Письмо Гермогену получилась назидательным и елейным, нарочито смиренным. Толстой переслал письмо сестре Марии Николаевне, объяснив, почему не отправил его епископу и не желает его распространения: «Пожалуйста, не выпускай его из рук, дай у себя прочесть, кому найдешь нужным, но не давай списывать. Я не посылаю письмо потому, что оно не стоит того, а главное, оттого, что le beau r^ole слишком на моей стороне. Как будто я хвалюсь своим смирением и прощением».

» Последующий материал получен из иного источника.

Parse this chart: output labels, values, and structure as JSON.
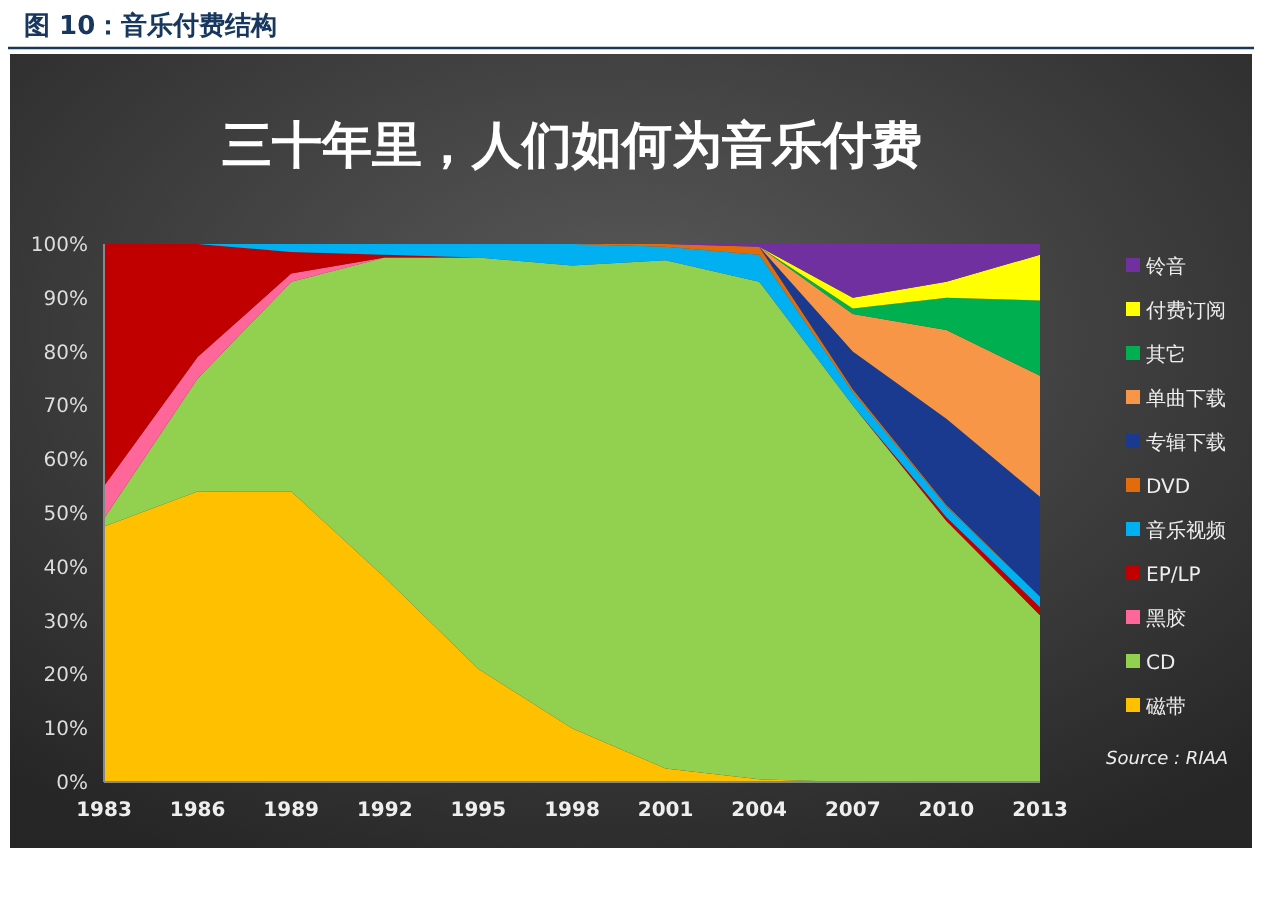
{
  "chart_data": {
    "type": "area",
    "title": "图 10：音乐付费结构",
    "subtitle": "三十年里，人们如何为音乐付费",
    "categories": [
      "1983",
      "1986",
      "1989",
      "1992",
      "1995",
      "1998",
      "2001",
      "2004",
      "2007",
      "2010",
      "2013"
    ],
    "stacked": true,
    "ylim": [
      0,
      100
    ],
    "yticks": [
      {
        "value": 0,
        "label": "0%"
      },
      {
        "value": 10,
        "label": "10%"
      },
      {
        "value": 20,
        "label": "20%"
      },
      {
        "value": 30,
        "label": "30%"
      },
      {
        "value": 40,
        "label": "40%"
      },
      {
        "value": 50,
        "label": "50%"
      },
      {
        "value": 60,
        "label": "60%"
      },
      {
        "value": 70,
        "label": "70%"
      },
      {
        "value": 80,
        "label": "80%"
      },
      {
        "value": 90,
        "label": "90%"
      },
      {
        "value": 100,
        "label": "100%"
      }
    ],
    "grid": false,
    "legend": "right",
    "series": [
      {
        "name": "磁带",
        "color": "#ffc000",
        "values": [
          47.5,
          54,
          54,
          38,
          21,
          10,
          2.5,
          0.5,
          0,
          null,
          null
        ]
      },
      {
        "name": "CD",
        "color": "#92d050",
        "values": [
          1.5,
          21,
          39,
          59.5,
          76.5,
          86,
          94.5,
          92.5,
          70,
          48.5,
          31
        ]
      },
      {
        "name": "黑胶",
        "color": "#ff6699",
        "values": [
          6,
          4,
          1.5,
          0,
          null,
          null,
          null,
          null,
          null,
          null,
          null
        ]
      },
      {
        "name": "EP/LP",
        "color": "#c00000",
        "values": [
          45,
          21,
          4,
          0.5,
          0,
          null,
          null,
          null,
          0,
          0.7,
          1.5
        ]
      },
      {
        "name": "音乐视频",
        "color": "#00b0f0",
        "values": [
          null,
          0,
          1.5,
          2,
          2.5,
          4,
          2.5,
          5,
          2.5,
          2,
          2
        ]
      },
      {
        "name": "DVD",
        "color": "#e26b0a",
        "values": [
          null,
          null,
          null,
          null,
          null,
          0,
          0.5,
          1.5,
          0.5,
          0.3,
          0
        ]
      },
      {
        "name": "专辑下载",
        "color": "#1a3a8f",
        "values": [
          null,
          null,
          null,
          null,
          null,
          null,
          null,
          0,
          7,
          16,
          18.5
        ]
      },
      {
        "name": "单曲下载",
        "color": "#f79646",
        "values": [
          null,
          null,
          null,
          null,
          null,
          null,
          null,
          0,
          7,
          16.5,
          22.5
        ]
      },
      {
        "name": "其它",
        "color": "#00b050",
        "values": [
          null,
          null,
          null,
          null,
          null,
          null,
          null,
          0,
          1,
          6,
          14
        ]
      },
      {
        "name": "付费订阅",
        "color": "#ffff00",
        "values": [
          null,
          null,
          null,
          null,
          null,
          null,
          null,
          0,
          2,
          3,
          8.5
        ]
      },
      {
        "name": "铃音",
        "color": "#7030a0",
        "values": [
          null,
          null,
          null,
          null,
          null,
          null,
          0,
          0.5,
          10,
          7,
          2
        ]
      }
    ],
    "annotations": [
      "Source : RIAA"
    ]
  }
}
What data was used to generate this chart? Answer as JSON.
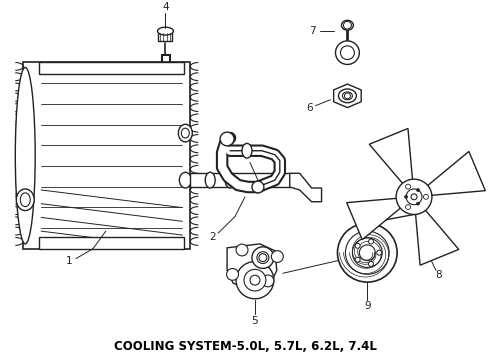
{
  "title": "COOLING SYSTEM-5.0L, 5.7L, 6.2L, 7.4L",
  "background_color": "#ffffff",
  "title_color": "#000000",
  "title_fontsize": 8.5,
  "title_fontweight": "bold",
  "line_color": "#222222",
  "fig_width": 4.9,
  "fig_height": 3.6,
  "dpi": 100
}
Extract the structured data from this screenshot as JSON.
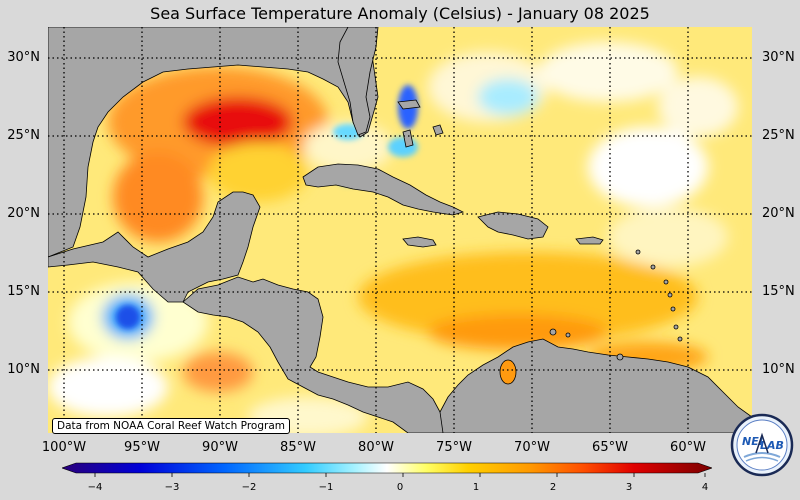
{
  "title": "Sea Surface Temperature Anomaly (Celsius) - January 08 2025",
  "credit": "Data from NOAA Coral Reef Watch Program",
  "lat_labels": [
    "30°N",
    "25°N",
    "20°N",
    "15°N",
    "10°N"
  ],
  "lon_labels": [
    "100°W",
    "95°W",
    "90°W",
    "85°W",
    "80°W",
    "75°W",
    "70°W",
    "65°W",
    "60°W"
  ],
  "colorbar": {
    "ticks": [
      "−4",
      "−3",
      "−2",
      "−1",
      "0",
      "1",
      "2",
      "3",
      "4"
    ],
    "range": [
      -4,
      4
    ],
    "colors": [
      "#2a007a",
      "#0000d8",
      "#0066ff",
      "#33ccff",
      "#a6f2ff",
      "#ffffff",
      "#ffff66",
      "#ffd000",
      "#ff9900",
      "#ff5000",
      "#e00000",
      "#7a0000"
    ]
  },
  "logo": {
    "text_top": "NEI",
    "text_right": "LAB"
  },
  "colors": {
    "land": "#a6a6a6",
    "background": "#d9d9d9",
    "sea_base": "#ffe680"
  }
}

Юбилей, конечно, «избежать» не удалось. Не было, правда, официальных торжеств, юбилейных речей, разного рода сопутствующих таким большим событиям «мероприятий», на время проведения которых рестораны или другие полезные заведения закрываются для обычных посетителей. Толстой, тяжело болевший весной, вновь серьезно захворал накануне юбилейной даты 28 августа. Начинался отек легких, он какое-то время был при смерти, так что не смог уехать, как хотел, от шума и суеты, из Ясной в Кочеты. Не так просто оказалось убежать от вездесущих газетчиков. Фотоаппараты снимали беспрерывно Толстого, Ясную Поляну и ее обитателей. Толстой, на которого фотографами была устроена настоящая охота, шутил: «Я так постоянно вижу себя на фотографиях, что часто замечаю, что, когда увижу свое лицо в зеркале, мне кажется — а ведь похоже!..»

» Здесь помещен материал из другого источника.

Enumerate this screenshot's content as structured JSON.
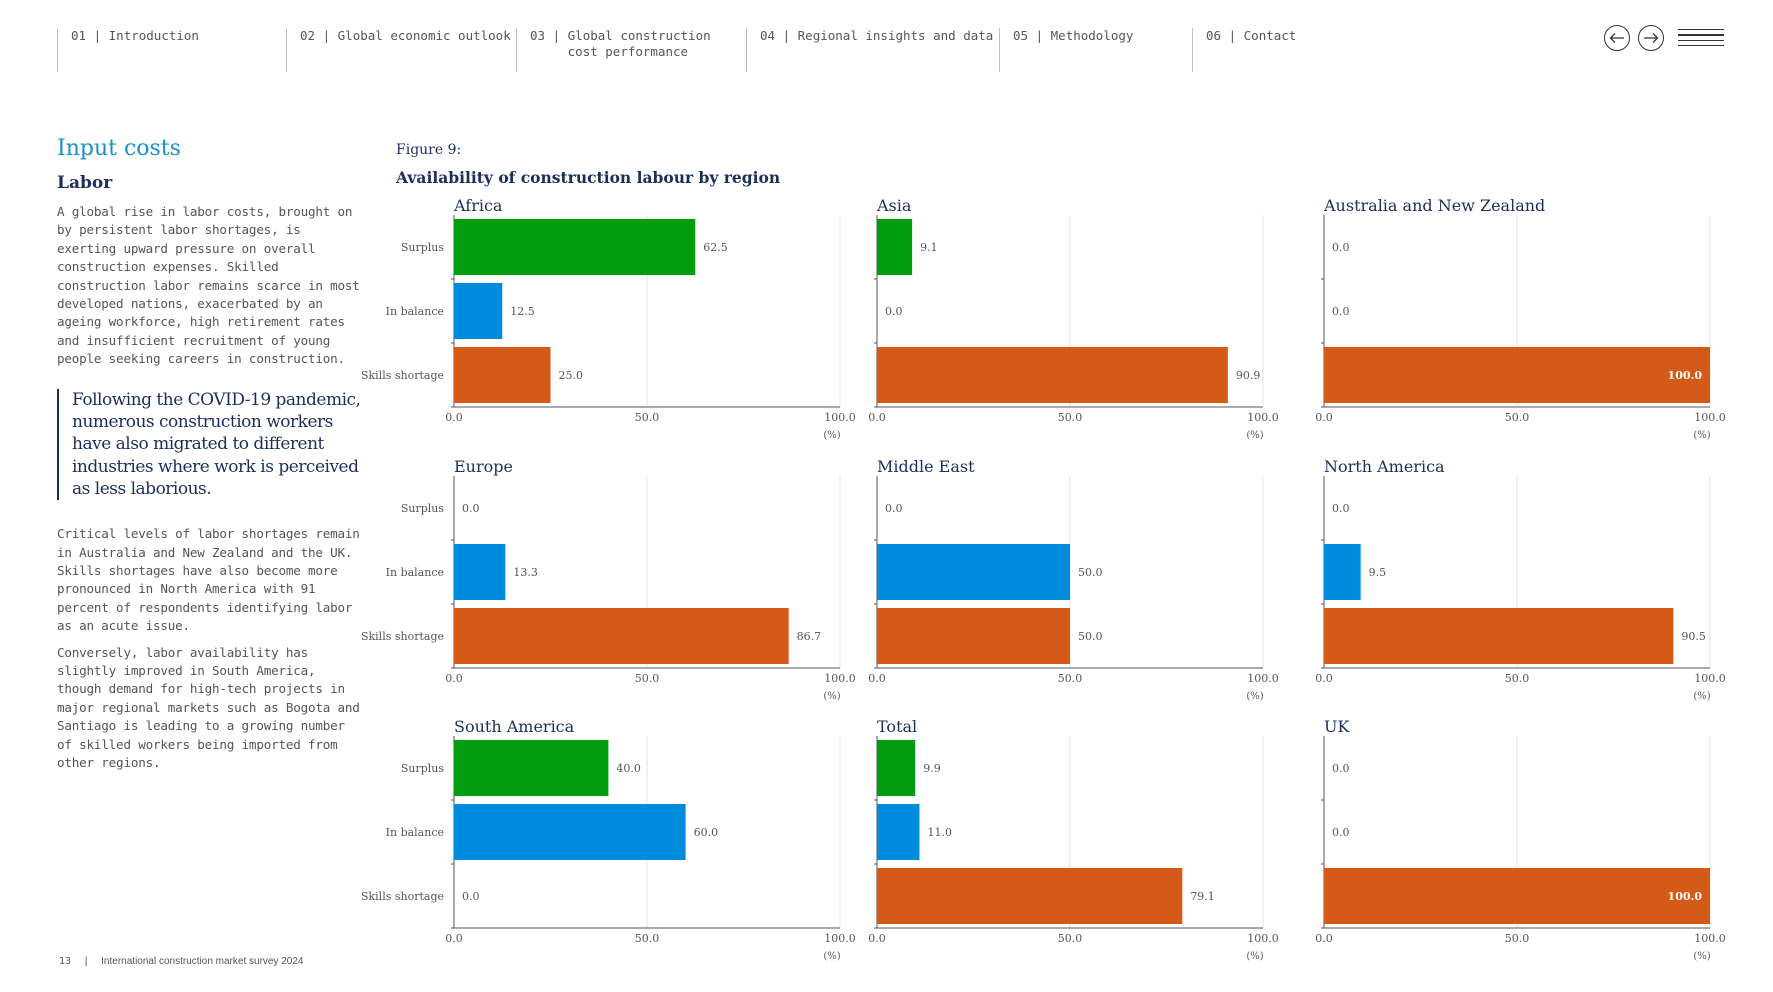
{
  "nav": {
    "items": [
      {
        "num": "01 |",
        "label": "Introduction"
      },
      {
        "num": "02 |",
        "label": "Global economic outlook"
      },
      {
        "num": "03 |",
        "label": "Global construction cost performance"
      },
      {
        "num": "04 |",
        "label": "Regional insights and data"
      },
      {
        "num": "05 |",
        "label": "Methodology"
      },
      {
        "num": "06 |",
        "label": "Contact"
      }
    ]
  },
  "left": {
    "section_title": "Input costs",
    "subsection_title": "Labor",
    "paragraph1": "A global rise in labor costs, brought on by persistent labor shortages, is exerting upward pressure on overall construction expenses. Skilled construction labor remains scarce in most developed nations, exacerbated by an ageing workforce, high retirement rates and insufficient recruitment of young people seeking careers in construction.",
    "quote": "Following the COVID-19 pandemic, numerous construction workers have also migrated to different industries where work is perceived as less laborious.",
    "paragraph2": "Critical levels of labor shortages remain in Australia and New Zealand and the UK. Skills shortages have also become more pronounced in North America with 91 percent of respondents identifying labor as an acute issue.",
    "paragraph3": "Conversely, labor availability has slightly improved in South America, though demand for high-tech projects in major regional markets such as Bogota and Santiago is leading to a growing number of skilled workers being imported from other regions."
  },
  "footer": {
    "page": "13",
    "title": "International construction market survey 2024"
  },
  "figure": {
    "label": "Figure 9:",
    "title": "Availability of construction labour by region"
  },
  "colors": {
    "surplus": "#009e0e",
    "balance": "#008cdc",
    "shortage": "#d35b17",
    "navy": "#1b2f5a",
    "accent": "#1a8fc9"
  },
  "chart_data": [
    {
      "type": "bar",
      "title": "Africa",
      "categories": [
        "Surplus",
        "In balance",
        "Skills shortage"
      ],
      "values": [
        62.5,
        12.5,
        25.0
      ],
      "xlim": [
        0,
        100
      ],
      "xticks": [
        "0.0",
        "50.0",
        "100.0"
      ],
      "xlabel": "(%)"
    },
    {
      "type": "bar",
      "title": "Asia",
      "categories": [
        "Surplus",
        "In balance",
        "Skills shortage"
      ],
      "values": [
        9.1,
        0.0,
        90.9
      ],
      "xlim": [
        0,
        100
      ],
      "xticks": [
        "0.0",
        "50.0",
        "100.0"
      ],
      "xlabel": "(%)"
    },
    {
      "type": "bar",
      "title": "Australia and New Zealand",
      "categories": [
        "Surplus",
        "In balance",
        "Skills shortage"
      ],
      "values": [
        0.0,
        0.0,
        100.0
      ],
      "xlim": [
        0,
        100
      ],
      "xticks": [
        "0.0",
        "50.0",
        "100.0"
      ],
      "xlabel": "(%)"
    },
    {
      "type": "bar",
      "title": "Europe",
      "categories": [
        "Surplus",
        "In balance",
        "Skills shortage"
      ],
      "values": [
        0.0,
        13.3,
        86.7
      ],
      "xlim": [
        0,
        100
      ],
      "xticks": [
        "0.0",
        "50.0",
        "100.0"
      ],
      "xlabel": "(%)"
    },
    {
      "type": "bar",
      "title": "Middle East",
      "categories": [
        "Surplus",
        "In balance",
        "Skills shortage"
      ],
      "values": [
        0.0,
        50.0,
        50.0
      ],
      "xlim": [
        0,
        100
      ],
      "xticks": [
        "0.0",
        "50.0",
        "100.0"
      ],
      "xlabel": "(%)"
    },
    {
      "type": "bar",
      "title": "North America",
      "categories": [
        "Surplus",
        "In balance",
        "Skills shortage"
      ],
      "values": [
        0.0,
        9.5,
        90.5
      ],
      "xlim": [
        0,
        100
      ],
      "xticks": [
        "0.0",
        "50.0",
        "100.0"
      ],
      "xlabel": "(%)"
    },
    {
      "type": "bar",
      "title": "South America",
      "categories": [
        "Surplus",
        "In balance",
        "Skills shortage"
      ],
      "values": [
        40.0,
        60.0,
        0.0
      ],
      "xlim": [
        0,
        100
      ],
      "xticks": [
        "0.0",
        "50.0",
        "100.0"
      ],
      "xlabel": "(%)"
    },
    {
      "type": "bar",
      "title": "Total",
      "categories": [
        "Surplus",
        "In balance",
        "Skills shortage"
      ],
      "values": [
        9.9,
        11.0,
        79.1
      ],
      "xlim": [
        0,
        100
      ],
      "xticks": [
        "0.0",
        "50.0",
        "100.0"
      ],
      "xlabel": "(%)"
    },
    {
      "type": "bar",
      "title": "UK",
      "categories": [
        "Surplus",
        "In balance",
        "Skills shortage"
      ],
      "values": [
        0.0,
        0.0,
        100.0
      ],
      "xlim": [
        0,
        100
      ],
      "xticks": [
        "0.0",
        "50.0",
        "100.0"
      ],
      "xlabel": "(%)"
    }
  ]
}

По мере приближения даты увеличивался поток поздравительных телеграмм, адресов, писем. Поздравляли университеты, Общество любителей российской словесности, журналисты, художники (альбом от Общества любителей художеств с рисунками известных художников, нарисованных к юбилею). Из Англии друг Черткова привез адрес, подписанный сотнями почитателей Толстого (среди них Томас Гарди, Герберт Уэллс, Джордж Мередит, Бернард Шоу). Прислали адреса еврейские юноши и последователи Генри Джорджа в Америке и Австралии.

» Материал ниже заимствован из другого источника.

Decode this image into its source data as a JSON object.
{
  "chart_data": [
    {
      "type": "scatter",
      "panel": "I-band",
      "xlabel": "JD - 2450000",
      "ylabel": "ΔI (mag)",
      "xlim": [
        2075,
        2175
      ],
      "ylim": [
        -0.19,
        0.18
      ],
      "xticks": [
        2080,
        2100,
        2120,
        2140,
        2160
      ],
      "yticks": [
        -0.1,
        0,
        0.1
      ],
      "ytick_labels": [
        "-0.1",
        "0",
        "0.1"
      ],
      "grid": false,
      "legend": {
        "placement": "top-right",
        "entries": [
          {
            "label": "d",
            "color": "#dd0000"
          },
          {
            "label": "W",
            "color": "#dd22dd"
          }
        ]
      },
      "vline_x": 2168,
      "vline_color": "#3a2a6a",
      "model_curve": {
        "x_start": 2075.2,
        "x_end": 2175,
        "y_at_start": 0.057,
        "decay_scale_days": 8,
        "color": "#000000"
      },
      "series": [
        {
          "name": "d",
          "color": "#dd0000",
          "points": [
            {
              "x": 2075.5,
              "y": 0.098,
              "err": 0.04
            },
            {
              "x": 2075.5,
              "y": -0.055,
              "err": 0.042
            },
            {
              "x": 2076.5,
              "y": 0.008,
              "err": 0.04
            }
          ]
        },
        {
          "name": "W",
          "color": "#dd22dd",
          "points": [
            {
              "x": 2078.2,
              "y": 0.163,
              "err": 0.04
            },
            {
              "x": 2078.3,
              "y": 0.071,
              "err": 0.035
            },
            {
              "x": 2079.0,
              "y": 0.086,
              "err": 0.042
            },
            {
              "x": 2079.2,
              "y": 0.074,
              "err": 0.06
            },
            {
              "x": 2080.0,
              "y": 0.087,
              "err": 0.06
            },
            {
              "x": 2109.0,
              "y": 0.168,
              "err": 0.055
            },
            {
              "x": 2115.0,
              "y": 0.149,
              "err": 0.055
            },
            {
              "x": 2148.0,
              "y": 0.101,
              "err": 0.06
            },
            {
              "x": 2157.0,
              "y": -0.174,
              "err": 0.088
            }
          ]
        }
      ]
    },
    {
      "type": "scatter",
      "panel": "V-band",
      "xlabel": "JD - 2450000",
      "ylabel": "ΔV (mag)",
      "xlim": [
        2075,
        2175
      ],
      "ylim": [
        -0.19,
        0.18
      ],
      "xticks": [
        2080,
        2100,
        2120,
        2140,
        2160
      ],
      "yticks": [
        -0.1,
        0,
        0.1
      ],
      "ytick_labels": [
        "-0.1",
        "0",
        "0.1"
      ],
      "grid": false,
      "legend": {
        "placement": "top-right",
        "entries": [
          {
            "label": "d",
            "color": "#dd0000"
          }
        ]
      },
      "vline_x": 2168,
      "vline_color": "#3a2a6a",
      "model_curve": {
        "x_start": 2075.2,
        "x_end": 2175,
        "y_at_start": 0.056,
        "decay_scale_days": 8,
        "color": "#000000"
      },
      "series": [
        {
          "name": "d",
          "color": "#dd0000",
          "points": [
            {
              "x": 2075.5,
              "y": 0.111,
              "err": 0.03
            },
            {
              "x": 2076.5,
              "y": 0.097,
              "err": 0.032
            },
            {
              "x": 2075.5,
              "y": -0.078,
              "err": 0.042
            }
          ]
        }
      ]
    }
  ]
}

Не обошлось и без трогательных подношений: коробки конфет от фирмы «Жорж Борман», которые Александа Львовна развозила по деревне, косы для крестьян Ясной Поляны, вино «Saint Raphol» (с развеселившим всех названием «Лучший друг желудка»). Официанты поднесли мельхиоровый самовар с выгравированными словами: «Царство Божие внутри вас есть», «Не в силе Бог, а в правде», «Не так живи, как хочется, а как Бог велит». Был и один, совсем уж неожиданный для противника курения и других видов одурманивания дар — ящик сигарет от табачной фирмы «Оттоман». Толстой дарителей поблагодарил, но сигареты отослал назад, оставив ящик. Подаркам радовался как ребенок — он любил искусно, со вкусом сделанные вещи, внимательно их разглядывал и бережно хранил. Впрочем, туркменских ковров и яиц Фаберже ему не дарили.